This is more of an open question. What is your opinion on query strings in a URL? While creating sites in ASP.NET MVC you spend a lot of time thinking about and crafting clean URLs only for them to be shattered the first time you have to use query strings, especially on a search form.
For example I recently did a fairly simple search form with half a dozen text field and two or three lists of checkboxes and selects. This produced the query string below when submitted
countrylcid=2057&State=England&StateId=46&Where=&DateFrom=&DateTo=&Tags=&Keywords=&Types
=1&Types=0&Types=2&Types=3&Types=4&Types=5&Costs=0.0-9.99&Costs=10.00-29.99&Costs=30.00-59.99&Costs=60.00-10000.00
Beautiful I think you’ll agree. Half the fields had no information in them and the list inputs are very verbose indeed.
A while ago I implemented a simple solution to this for paging which produced a url such as
www.yourdomain.com/browse/filter-on/page-1/perpage-50/
This used a catchall route to grab what is essentially a replacement query string after the filter-on portion. Works quite well but breaks down when doing form submissions.
Id be keen to hear what other solutions people have come up with? There are lots of articles on clean urls but are aimed at asp.net developers creating basic restful urls which MVC has covered. I am half considering diving into model binding to produce a proper solution along those lines. With the above convention the large query string could be rewritten as:
filter-on/countrylcid-2057/state-England/stateId-46/types-{1,0,2,3,4,5}/costs-{0.0-9.99,10.00-29.99,30.00-59.99,60.00-10000.00}/
Is this worth the effort?
Thanks,
My personal view is that where users are likely to want to either bookmark or pass on URLs to other people then a nice, clean “friendly” URL is the way to go. Aesthetically they are much nicer. For simple pagination and ordering then a re-written URL is a good idea.
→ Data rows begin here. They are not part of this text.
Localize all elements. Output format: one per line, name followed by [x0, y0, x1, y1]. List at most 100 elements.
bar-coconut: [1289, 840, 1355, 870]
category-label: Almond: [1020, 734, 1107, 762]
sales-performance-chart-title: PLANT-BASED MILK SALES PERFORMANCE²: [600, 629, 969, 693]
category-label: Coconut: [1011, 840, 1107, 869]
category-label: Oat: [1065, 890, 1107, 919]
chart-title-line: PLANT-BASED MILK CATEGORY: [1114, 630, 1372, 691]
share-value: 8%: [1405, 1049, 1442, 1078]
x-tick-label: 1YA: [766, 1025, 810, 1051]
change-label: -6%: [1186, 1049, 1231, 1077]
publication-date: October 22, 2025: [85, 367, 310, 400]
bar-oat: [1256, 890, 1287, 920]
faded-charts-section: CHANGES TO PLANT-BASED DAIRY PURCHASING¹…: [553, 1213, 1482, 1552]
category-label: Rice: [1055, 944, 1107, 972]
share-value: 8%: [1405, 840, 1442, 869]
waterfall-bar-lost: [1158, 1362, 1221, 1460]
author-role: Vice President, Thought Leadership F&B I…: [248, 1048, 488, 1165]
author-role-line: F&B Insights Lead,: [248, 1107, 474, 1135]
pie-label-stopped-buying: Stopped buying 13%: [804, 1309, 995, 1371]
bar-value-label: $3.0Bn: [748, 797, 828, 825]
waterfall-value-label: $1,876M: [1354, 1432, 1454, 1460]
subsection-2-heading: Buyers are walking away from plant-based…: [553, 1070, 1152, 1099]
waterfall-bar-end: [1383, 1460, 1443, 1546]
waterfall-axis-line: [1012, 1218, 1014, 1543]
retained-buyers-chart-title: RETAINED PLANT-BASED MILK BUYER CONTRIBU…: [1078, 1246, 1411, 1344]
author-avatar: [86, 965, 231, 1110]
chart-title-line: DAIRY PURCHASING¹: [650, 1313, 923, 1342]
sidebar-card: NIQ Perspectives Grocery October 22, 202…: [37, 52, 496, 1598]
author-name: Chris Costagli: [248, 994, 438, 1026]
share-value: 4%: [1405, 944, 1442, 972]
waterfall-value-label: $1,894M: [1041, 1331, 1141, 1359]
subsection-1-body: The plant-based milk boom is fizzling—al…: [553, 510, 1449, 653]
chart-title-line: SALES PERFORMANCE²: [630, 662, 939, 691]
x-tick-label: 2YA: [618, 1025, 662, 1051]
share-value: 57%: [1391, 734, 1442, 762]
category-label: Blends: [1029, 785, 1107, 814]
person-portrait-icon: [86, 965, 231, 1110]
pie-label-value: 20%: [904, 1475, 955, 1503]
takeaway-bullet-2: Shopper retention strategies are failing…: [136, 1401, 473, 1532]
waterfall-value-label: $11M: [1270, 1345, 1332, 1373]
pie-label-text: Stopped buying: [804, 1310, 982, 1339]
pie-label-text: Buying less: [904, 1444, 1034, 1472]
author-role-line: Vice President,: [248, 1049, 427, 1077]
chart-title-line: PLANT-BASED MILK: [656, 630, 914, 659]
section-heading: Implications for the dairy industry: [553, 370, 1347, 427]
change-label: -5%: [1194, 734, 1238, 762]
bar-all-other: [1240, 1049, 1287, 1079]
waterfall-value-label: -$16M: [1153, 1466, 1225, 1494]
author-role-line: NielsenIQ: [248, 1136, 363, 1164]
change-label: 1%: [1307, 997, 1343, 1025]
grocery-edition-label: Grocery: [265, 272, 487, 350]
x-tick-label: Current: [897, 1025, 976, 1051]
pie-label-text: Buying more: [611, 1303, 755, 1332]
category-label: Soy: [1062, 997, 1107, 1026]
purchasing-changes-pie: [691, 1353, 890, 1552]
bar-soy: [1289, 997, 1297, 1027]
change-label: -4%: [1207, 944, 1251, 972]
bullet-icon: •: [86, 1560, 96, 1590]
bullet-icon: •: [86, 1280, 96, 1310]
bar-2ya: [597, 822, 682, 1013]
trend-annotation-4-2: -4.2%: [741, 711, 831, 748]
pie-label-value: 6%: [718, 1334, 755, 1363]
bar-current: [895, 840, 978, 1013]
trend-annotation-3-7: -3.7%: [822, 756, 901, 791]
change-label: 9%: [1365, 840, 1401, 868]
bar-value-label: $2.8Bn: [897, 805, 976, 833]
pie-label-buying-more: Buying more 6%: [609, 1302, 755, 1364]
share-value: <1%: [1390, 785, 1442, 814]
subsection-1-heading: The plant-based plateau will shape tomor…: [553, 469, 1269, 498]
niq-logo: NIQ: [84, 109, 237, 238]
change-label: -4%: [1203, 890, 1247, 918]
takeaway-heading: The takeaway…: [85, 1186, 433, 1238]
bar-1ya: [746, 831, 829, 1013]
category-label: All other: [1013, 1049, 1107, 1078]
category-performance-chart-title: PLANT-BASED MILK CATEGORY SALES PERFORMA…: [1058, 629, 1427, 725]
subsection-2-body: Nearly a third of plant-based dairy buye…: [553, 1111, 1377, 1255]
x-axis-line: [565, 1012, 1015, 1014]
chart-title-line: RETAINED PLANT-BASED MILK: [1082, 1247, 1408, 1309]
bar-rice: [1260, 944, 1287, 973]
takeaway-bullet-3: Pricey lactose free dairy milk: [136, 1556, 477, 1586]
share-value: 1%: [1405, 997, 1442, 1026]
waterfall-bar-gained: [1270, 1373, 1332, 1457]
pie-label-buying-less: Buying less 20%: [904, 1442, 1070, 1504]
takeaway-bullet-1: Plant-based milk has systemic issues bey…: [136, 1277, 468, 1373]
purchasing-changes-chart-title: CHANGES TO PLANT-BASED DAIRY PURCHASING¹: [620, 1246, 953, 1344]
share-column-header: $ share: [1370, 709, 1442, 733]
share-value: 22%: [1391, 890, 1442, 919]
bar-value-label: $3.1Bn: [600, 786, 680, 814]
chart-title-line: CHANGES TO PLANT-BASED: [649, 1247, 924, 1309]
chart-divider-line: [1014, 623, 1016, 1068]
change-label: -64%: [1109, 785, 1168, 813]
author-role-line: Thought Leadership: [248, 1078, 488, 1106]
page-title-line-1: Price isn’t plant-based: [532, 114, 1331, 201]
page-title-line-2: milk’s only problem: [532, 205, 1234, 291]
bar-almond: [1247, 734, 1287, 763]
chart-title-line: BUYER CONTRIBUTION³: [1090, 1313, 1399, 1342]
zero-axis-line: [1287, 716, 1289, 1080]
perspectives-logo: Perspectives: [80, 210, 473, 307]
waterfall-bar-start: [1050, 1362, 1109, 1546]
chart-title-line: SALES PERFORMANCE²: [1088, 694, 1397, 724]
However, for pages that have a large number of temporary, dynamic fields (such as a search) then I think the humble query string is fine. Like wise for pages whose contents are likely to change significantly given the exact same URL in the future. In these cases, URLs with query strings are fine and, perhaps, even preferable as they at least indicate to the observant user that the page is dynamic. However, in these cases it may be better to use form POST variables, anyway, that way visitors are not tempted to “fiddle” with the values.